I went to the interview at Oxford. I thought it went well. The head of the course was young, bright and very unexpected. Dr (now Prof.) Charlotte Dean would go on to be head of the department of statistics. What was unexpected was how relaxed and casual she was. She was not the serious unapproachable Oxford don. They offered me the job on the same day and I started a few months later. We moved from Devon to Oxfordshire. I lead the teaching in the modules Charlotte was not leading. In Oxford the Bioinformatics MSc was in the Department of Statistics and I became a Departmental Lecturer in Statistics. This also meant I taught statistics, Perl programming and he biology courses. I had gone from being a lecturer in Biological Sciences and Engineering and Computer Science to a lecturer in Statistics. I had degrees in none of these subjects but I am 100% a computational biologist. This is the curse of being inter-disciplinary. I did start to think about systems biology at Exeter and we had a meeting there where I met Kitano and his work was a major influence on my thinking.
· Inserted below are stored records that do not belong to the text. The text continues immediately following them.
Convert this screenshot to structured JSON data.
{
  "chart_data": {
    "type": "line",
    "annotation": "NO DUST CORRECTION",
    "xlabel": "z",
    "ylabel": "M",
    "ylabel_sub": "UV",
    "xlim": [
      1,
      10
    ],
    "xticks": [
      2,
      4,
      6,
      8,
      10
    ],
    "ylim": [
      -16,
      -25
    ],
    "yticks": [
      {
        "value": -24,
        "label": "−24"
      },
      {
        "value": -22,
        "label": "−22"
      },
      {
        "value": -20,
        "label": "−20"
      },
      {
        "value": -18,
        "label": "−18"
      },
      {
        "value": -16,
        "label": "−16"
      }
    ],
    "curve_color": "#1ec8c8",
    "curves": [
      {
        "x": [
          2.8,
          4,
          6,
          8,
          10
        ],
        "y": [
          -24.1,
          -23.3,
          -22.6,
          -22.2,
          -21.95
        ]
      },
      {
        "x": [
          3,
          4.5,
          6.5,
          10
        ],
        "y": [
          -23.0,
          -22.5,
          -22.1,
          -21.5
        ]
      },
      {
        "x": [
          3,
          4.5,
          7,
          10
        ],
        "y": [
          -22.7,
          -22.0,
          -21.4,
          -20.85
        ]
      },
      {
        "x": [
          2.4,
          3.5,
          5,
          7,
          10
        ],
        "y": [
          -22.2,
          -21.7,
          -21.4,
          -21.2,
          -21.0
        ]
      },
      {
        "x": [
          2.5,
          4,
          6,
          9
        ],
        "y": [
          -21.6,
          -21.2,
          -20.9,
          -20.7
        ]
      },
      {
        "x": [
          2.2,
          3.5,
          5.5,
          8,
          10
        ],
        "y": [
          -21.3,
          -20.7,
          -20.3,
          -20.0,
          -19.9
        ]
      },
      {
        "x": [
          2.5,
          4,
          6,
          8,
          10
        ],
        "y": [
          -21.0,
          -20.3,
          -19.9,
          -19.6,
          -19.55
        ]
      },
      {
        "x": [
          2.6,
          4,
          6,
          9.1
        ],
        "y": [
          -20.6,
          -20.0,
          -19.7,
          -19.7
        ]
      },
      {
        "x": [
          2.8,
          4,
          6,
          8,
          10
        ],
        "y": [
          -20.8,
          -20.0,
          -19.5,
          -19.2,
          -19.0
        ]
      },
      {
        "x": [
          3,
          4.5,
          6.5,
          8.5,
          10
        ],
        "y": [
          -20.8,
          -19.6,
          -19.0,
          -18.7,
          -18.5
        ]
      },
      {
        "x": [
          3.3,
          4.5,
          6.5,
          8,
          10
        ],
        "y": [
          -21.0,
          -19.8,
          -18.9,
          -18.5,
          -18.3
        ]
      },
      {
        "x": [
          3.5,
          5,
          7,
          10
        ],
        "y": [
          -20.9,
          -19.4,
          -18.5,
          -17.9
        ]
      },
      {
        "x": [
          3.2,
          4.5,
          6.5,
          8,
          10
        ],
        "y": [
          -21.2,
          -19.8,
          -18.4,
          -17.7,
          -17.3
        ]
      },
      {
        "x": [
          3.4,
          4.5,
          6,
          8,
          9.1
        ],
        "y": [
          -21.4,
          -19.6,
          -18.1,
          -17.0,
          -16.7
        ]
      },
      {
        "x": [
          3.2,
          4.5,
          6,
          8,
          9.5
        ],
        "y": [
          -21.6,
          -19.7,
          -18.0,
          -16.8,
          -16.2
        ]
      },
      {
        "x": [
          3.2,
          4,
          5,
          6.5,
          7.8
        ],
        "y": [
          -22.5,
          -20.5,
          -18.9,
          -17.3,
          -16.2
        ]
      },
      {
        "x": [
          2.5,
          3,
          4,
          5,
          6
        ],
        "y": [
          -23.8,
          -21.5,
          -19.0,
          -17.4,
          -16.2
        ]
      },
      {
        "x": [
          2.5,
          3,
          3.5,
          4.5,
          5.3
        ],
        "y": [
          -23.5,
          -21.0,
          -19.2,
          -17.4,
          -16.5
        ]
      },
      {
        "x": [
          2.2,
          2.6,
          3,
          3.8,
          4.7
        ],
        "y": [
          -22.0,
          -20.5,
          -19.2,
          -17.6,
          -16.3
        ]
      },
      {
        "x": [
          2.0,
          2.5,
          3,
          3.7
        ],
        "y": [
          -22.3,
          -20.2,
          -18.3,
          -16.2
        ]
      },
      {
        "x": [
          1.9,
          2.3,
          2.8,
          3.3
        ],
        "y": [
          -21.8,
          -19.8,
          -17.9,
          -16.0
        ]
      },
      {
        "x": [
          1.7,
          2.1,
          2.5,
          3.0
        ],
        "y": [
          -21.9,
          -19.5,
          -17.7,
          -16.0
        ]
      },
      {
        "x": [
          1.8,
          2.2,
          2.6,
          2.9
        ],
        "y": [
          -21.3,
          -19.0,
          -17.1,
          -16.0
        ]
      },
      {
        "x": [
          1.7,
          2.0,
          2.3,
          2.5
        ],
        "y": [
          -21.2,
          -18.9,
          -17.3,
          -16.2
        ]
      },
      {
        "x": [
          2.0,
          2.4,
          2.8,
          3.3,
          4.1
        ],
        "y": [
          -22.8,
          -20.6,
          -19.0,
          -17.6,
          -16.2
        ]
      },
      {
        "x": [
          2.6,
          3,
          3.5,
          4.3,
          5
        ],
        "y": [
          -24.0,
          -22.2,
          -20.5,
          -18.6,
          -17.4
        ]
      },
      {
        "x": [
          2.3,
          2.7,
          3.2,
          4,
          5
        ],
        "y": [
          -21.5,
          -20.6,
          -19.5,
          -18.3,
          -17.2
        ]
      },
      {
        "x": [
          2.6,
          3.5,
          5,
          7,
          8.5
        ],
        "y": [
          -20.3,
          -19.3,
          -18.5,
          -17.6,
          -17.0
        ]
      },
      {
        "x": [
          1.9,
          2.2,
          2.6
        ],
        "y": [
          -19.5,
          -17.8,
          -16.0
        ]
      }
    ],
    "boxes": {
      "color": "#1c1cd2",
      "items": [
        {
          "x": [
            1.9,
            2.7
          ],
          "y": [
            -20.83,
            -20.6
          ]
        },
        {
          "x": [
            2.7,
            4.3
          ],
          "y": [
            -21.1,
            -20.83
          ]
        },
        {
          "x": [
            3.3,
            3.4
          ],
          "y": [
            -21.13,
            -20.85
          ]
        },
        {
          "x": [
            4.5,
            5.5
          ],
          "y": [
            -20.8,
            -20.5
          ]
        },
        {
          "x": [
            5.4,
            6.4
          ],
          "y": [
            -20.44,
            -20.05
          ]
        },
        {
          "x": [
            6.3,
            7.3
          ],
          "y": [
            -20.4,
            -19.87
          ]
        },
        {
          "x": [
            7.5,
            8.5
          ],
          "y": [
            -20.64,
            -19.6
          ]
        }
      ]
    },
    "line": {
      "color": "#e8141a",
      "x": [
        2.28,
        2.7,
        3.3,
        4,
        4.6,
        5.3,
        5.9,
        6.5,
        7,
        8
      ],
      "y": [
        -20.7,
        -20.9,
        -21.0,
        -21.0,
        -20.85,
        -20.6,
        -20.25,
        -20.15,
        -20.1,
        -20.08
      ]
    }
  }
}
This is when I became an accidental statistician and I am glad that it happened, because apart from the stunning molecular images I found that data is what fascinates me. I just can never get enough data. I think that if I had been introduced to statistics earlier on then I might have been a statistician from the start but at school it is never taught well and people fear statistics. At Oxford I learnt to love it. When the lecturer who taught statistical data mining left I took over his module. Now I was teaching masters level statistics to people who had degrees in maths and some of them from Oxford. It was an amazing experience, although I have to admit to spending the entire summer reading the textbooks from cover to cover (thanks to Hastie, Tibshirani and Friedman and also to Brian Ripley).

Charlotte went on to other things and I became acting head of the MSc teaching more and more. My interests now were systems biology and trying to put together data from different experiments and perspectives. What really troubled me and what still sits in the back of my mind is entropy and how it works in living systems. I was a book worm for systems biology.